Of the seven that came to Parkland that night, three died. After Williams learned the circumstances of the ambush, he thought to himself: “What is going on in this country?” His moment to reflect was ephemeral; the emergency department at Parkland quickly became militarized.
Hospital security personnel roamed with assault weapons and body armor. Dallas police officers flooded the department. The mayor arrived, the chief of police came, and several local politicians showed up.
Williams pushed the chaos into the background as he went from patient to patient, prioritizing those requiring the greatest surgical needs. The job was simple: focus on patient care. While caring for the police officers, “we’re also caring for other patients that continue to come in. Because we didn’t stop our emergency department operations.”
Every so often, a patient encounter burns its way into your memory. Unforgettable experiences that live within us, moments that serve as lessons of what we may have done wrong, what we could have done differently, and sometimes — even more unsettling — what we were powerless to control. In the distance, ambulance sirens wailed, announcing the arrival of another patient.

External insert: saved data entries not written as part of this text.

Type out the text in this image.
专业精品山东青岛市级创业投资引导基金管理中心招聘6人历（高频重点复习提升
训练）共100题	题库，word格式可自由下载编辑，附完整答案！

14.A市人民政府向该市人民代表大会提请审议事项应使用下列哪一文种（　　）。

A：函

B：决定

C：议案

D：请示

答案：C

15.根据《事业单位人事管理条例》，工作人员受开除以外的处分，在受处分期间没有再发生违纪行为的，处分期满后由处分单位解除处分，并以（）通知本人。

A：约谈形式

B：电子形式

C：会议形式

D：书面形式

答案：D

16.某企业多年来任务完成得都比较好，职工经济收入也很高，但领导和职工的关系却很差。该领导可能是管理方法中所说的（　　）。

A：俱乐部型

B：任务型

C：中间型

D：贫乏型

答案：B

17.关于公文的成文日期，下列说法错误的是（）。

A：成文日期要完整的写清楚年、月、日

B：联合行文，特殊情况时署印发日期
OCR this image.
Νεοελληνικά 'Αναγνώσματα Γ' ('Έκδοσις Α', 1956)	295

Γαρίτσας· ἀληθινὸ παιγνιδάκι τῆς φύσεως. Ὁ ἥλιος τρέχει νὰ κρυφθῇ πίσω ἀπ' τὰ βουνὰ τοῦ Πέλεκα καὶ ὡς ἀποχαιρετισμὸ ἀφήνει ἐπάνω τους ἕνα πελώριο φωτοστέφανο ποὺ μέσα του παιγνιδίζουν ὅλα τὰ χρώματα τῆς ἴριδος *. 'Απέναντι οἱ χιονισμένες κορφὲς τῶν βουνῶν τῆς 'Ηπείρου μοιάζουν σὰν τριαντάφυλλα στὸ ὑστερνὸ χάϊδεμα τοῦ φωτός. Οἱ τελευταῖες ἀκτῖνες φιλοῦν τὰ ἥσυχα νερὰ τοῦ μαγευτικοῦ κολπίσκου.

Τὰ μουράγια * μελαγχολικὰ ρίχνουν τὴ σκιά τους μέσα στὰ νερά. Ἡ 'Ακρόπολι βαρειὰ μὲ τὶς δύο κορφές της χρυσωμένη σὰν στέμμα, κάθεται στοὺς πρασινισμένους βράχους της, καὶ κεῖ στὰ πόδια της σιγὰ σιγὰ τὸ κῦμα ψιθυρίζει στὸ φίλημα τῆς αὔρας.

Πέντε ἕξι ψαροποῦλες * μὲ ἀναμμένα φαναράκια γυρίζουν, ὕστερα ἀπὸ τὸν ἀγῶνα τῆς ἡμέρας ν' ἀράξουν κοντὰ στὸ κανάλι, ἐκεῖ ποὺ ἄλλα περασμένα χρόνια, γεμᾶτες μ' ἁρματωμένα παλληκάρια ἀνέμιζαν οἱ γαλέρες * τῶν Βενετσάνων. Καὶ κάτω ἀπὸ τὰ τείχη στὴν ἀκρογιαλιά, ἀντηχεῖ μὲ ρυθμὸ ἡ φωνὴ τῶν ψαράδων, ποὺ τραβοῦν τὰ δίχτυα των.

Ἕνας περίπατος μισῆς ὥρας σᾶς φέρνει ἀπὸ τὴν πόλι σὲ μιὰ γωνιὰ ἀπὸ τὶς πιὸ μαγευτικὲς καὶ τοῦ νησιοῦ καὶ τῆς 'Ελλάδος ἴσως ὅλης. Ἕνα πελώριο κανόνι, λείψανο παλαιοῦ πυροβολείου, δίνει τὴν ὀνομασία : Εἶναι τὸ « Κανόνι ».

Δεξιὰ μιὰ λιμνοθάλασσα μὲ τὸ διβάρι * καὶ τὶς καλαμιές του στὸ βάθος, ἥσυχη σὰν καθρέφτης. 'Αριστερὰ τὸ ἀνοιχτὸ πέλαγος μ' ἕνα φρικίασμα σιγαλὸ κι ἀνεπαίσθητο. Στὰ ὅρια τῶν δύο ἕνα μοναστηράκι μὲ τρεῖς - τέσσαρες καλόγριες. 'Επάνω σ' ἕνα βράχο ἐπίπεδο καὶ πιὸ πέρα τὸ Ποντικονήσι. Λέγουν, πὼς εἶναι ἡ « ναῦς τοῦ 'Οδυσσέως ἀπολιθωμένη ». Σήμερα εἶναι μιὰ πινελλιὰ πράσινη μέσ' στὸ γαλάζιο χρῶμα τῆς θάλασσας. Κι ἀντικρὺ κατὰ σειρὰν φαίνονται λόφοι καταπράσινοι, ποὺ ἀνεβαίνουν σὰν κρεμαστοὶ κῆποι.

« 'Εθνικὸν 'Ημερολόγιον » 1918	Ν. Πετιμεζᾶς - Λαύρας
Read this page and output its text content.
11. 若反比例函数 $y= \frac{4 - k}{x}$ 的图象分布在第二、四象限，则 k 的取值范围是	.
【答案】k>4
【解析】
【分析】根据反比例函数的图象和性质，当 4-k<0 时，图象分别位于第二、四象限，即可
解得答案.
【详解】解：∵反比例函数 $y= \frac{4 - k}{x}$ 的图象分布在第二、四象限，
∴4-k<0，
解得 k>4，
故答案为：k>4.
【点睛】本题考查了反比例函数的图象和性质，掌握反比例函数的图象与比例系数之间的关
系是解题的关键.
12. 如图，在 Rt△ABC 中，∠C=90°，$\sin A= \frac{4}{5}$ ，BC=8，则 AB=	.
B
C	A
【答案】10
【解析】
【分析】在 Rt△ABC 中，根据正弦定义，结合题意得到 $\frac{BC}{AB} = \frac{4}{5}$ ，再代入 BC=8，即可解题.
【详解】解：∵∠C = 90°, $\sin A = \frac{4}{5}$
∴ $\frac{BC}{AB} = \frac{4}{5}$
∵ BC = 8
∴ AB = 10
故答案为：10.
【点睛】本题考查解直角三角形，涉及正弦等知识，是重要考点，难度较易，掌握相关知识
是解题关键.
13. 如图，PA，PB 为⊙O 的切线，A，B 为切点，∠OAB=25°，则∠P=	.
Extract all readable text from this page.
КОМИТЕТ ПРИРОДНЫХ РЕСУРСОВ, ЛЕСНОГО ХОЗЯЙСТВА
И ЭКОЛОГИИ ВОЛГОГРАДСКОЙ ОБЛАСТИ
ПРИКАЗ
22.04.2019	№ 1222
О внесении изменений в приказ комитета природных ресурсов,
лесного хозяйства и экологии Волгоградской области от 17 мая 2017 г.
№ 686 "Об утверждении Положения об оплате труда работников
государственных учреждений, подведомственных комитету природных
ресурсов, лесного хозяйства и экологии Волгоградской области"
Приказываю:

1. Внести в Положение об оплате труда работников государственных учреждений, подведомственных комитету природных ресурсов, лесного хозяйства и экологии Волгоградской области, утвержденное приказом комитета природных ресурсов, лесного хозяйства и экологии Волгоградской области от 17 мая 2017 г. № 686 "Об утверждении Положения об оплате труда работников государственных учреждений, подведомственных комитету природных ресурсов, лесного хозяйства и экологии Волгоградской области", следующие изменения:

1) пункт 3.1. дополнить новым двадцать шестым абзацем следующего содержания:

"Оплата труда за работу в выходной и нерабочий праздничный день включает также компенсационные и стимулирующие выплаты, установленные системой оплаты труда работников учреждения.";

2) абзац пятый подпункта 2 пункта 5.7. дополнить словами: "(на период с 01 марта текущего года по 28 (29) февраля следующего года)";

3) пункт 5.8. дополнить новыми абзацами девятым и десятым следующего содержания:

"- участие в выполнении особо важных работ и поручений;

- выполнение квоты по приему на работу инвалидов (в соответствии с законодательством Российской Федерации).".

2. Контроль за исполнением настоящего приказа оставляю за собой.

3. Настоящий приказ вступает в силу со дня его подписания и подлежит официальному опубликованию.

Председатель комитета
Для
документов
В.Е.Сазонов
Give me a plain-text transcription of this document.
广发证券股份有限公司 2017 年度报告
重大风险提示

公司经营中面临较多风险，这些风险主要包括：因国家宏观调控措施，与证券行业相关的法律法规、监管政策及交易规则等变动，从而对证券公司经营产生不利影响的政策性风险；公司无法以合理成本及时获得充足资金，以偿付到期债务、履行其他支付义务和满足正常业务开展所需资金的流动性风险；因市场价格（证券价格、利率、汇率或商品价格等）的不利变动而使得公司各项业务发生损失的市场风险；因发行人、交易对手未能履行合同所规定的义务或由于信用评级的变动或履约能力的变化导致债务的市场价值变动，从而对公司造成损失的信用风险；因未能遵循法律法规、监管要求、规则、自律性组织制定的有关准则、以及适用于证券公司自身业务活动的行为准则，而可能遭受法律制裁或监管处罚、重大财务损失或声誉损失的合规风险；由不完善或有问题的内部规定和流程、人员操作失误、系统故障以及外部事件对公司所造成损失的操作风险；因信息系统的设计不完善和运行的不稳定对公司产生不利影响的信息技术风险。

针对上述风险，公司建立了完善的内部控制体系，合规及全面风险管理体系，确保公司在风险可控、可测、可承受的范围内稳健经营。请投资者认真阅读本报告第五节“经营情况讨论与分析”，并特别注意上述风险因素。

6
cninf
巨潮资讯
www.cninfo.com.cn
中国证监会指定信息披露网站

Williams, resting a hand on a clean-shaven head, waited for my next question about that night.
I ask him if he’s been able to shake off the feeling.
“I don’t know if I want to shake it … if I ever [want to] lose that ability to feel pain and sorrow when one of my patients dies. For me, if I’m going to go that way, a bit of humanity, the part of me that makes me human, and also what makes me a good doctor, that’s gone … I don’t ever want to lose that feeling.”
Cedric Dark, MD, MPH, is an emergency medicine physician, and an associate professor in the Henry J. N. Taub Department of Emergency Medicine at Baylor College of Medicine in Houston. He is the author of the forthcoming book, Under The Gun: An ER Doctor’s Cure for America’s Gun Epidemic. This essay was based off Dark’s interviews with Brian H. Williams for this book.